Both gorgeous and useful, "Antique Coffee Grinders", by Michael L. White, is a wonderful book for anyone wanting to build their collection of vintage household items – OR looking for the perfect coffee table book.

For the coffee table book bunch, it would be hard to imagine a more perfect piece. "Antique Coffee Grinders" weighs about 3 1/2 pounds and sports around 600 photographs (color), so while it isn't unwieldy, you'll know you've got something formidable in your hands when you pick it up – just holding it in your lap conveys the weight of coffee making history it recounts. Guests who enjoy their coffee (or who appreciate high quality, old fashioned house wares) are certain to enjoy paging through this book.
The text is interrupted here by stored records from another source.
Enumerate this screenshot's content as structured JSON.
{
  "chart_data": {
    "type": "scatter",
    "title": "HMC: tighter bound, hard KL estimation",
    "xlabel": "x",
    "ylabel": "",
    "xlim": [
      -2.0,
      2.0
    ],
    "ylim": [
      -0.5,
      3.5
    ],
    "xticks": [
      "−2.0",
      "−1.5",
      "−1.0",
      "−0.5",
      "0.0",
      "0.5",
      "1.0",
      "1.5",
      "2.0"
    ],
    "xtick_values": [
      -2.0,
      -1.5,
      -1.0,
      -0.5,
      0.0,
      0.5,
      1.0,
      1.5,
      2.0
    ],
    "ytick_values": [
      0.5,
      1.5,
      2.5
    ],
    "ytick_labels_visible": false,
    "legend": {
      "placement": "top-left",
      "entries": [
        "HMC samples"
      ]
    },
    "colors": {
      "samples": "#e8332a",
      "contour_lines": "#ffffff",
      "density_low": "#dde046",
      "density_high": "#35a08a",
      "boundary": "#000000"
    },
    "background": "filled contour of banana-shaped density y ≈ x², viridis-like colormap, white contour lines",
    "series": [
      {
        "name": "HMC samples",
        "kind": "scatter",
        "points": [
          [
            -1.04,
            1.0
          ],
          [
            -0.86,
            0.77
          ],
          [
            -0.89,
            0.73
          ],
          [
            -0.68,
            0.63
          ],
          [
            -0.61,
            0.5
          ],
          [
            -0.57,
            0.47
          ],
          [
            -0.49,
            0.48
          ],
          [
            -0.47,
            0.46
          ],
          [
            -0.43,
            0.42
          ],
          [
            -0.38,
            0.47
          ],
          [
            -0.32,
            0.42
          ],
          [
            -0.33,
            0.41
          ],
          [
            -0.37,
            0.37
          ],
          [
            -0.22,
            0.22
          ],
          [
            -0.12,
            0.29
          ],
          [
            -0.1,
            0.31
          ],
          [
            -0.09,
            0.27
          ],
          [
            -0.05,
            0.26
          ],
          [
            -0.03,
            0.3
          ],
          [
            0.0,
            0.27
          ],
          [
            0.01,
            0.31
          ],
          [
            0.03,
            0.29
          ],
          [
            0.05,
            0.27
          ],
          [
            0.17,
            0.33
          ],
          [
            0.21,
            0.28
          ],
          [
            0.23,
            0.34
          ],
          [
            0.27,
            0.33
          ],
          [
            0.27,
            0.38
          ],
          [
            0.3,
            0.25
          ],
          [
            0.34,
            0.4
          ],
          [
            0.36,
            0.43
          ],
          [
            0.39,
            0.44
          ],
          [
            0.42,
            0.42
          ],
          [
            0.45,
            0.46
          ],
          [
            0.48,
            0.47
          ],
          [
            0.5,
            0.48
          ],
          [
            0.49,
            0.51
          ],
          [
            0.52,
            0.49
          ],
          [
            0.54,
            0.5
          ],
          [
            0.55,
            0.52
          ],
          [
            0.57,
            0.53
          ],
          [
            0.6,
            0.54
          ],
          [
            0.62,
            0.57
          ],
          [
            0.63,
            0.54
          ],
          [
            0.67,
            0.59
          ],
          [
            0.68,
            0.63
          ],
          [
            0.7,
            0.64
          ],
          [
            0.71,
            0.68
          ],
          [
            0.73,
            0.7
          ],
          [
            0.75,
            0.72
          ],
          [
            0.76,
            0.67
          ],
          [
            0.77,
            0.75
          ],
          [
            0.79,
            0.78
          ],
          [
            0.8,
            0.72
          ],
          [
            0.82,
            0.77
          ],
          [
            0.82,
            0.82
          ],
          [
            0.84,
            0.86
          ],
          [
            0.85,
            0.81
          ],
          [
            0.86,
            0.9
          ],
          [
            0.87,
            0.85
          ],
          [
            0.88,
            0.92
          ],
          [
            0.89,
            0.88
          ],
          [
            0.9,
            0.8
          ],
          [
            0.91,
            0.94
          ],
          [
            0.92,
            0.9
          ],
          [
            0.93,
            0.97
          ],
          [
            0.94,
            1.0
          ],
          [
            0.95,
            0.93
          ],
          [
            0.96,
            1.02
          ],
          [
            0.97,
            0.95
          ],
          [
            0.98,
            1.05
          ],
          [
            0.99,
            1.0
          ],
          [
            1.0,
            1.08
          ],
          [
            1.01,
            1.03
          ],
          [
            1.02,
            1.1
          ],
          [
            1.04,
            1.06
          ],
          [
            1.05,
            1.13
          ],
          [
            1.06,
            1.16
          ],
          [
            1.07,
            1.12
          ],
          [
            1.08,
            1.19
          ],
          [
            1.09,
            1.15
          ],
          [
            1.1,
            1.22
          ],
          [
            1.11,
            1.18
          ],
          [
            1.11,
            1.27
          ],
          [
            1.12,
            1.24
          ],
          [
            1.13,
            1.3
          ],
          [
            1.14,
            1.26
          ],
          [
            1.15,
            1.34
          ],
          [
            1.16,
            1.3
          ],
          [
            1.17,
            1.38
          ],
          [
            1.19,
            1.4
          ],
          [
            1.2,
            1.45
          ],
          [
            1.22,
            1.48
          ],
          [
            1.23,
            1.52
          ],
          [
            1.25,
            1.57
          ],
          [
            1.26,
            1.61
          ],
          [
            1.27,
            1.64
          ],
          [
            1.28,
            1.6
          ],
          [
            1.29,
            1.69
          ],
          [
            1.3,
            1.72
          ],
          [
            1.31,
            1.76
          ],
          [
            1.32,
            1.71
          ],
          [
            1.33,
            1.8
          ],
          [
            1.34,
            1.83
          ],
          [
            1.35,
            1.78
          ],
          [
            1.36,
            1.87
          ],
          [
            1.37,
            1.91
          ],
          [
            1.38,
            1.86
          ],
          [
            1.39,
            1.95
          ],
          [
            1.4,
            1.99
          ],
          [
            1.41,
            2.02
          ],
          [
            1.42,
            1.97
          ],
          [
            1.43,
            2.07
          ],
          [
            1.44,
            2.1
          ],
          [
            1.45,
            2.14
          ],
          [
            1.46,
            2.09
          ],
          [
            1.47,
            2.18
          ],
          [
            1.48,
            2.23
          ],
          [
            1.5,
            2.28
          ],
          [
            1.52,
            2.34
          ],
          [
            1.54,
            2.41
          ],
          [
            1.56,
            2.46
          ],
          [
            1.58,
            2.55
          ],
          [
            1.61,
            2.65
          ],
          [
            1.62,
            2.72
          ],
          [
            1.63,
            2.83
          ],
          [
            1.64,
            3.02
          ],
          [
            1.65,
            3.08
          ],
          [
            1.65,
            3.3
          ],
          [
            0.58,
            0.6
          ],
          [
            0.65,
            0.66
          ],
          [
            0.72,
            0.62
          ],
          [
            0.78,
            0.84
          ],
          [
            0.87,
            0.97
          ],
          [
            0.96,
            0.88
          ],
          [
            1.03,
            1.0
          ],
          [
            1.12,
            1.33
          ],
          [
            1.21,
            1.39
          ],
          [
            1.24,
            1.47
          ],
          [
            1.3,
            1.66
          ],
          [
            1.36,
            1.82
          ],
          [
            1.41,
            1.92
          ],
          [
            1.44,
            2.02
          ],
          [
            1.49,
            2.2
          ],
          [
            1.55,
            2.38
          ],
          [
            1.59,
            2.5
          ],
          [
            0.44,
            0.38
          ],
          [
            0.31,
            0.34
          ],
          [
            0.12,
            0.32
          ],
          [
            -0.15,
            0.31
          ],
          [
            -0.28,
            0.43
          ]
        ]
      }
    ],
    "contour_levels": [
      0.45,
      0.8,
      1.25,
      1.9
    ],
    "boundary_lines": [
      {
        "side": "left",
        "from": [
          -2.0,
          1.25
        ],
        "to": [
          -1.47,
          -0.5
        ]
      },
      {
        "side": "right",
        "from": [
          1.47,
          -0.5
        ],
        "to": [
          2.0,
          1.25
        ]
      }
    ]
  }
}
But charming as this book is, its true value is found in what it offers the collector of old fashioned (primarily antique) coffee grinders and mills. Chronicling more than 300 years worth of grinder history, the antique devotee will find an abundance of information to facilitate their quest for new pieces.

Make no mistake: "Antique Coffee Grinders" doesn't spell out where to shop for the real treasures. That is up to you. Online auctions, flea markets, garage sales or actual antique stores are all possibilities, and hopefully the hunt is part of the fun you get from collecting vintage items. Enjoy it!

But having found good sources for quality, old fashioned coffee grinders, one of any collector's biggest challenges is telling the difference between trash and treasure. That is where this book shines – providing enormously detailed information about the maker of any particular coffee mill and how much a well maintained coffee mill could be worth to the serious antique collector. Some collectors just like getting their mitts on anything old (and the older, the better), but if you gather these vintage pieces in order to build a portfolio with negotiable value, 'who made it', 'when they made it', ' where they made it ', and' how much someone might pay for it 'are all critical bits of information. You'll have a difficult time finding a better resource than "Antique Coffee Grinders" to make sure you have those bits!

All in all, I have to say without qualification: this is a fine book. If you love good old fashioned coffee grinders – the real antique stuff – adding this to your library is a 'no-lose' move.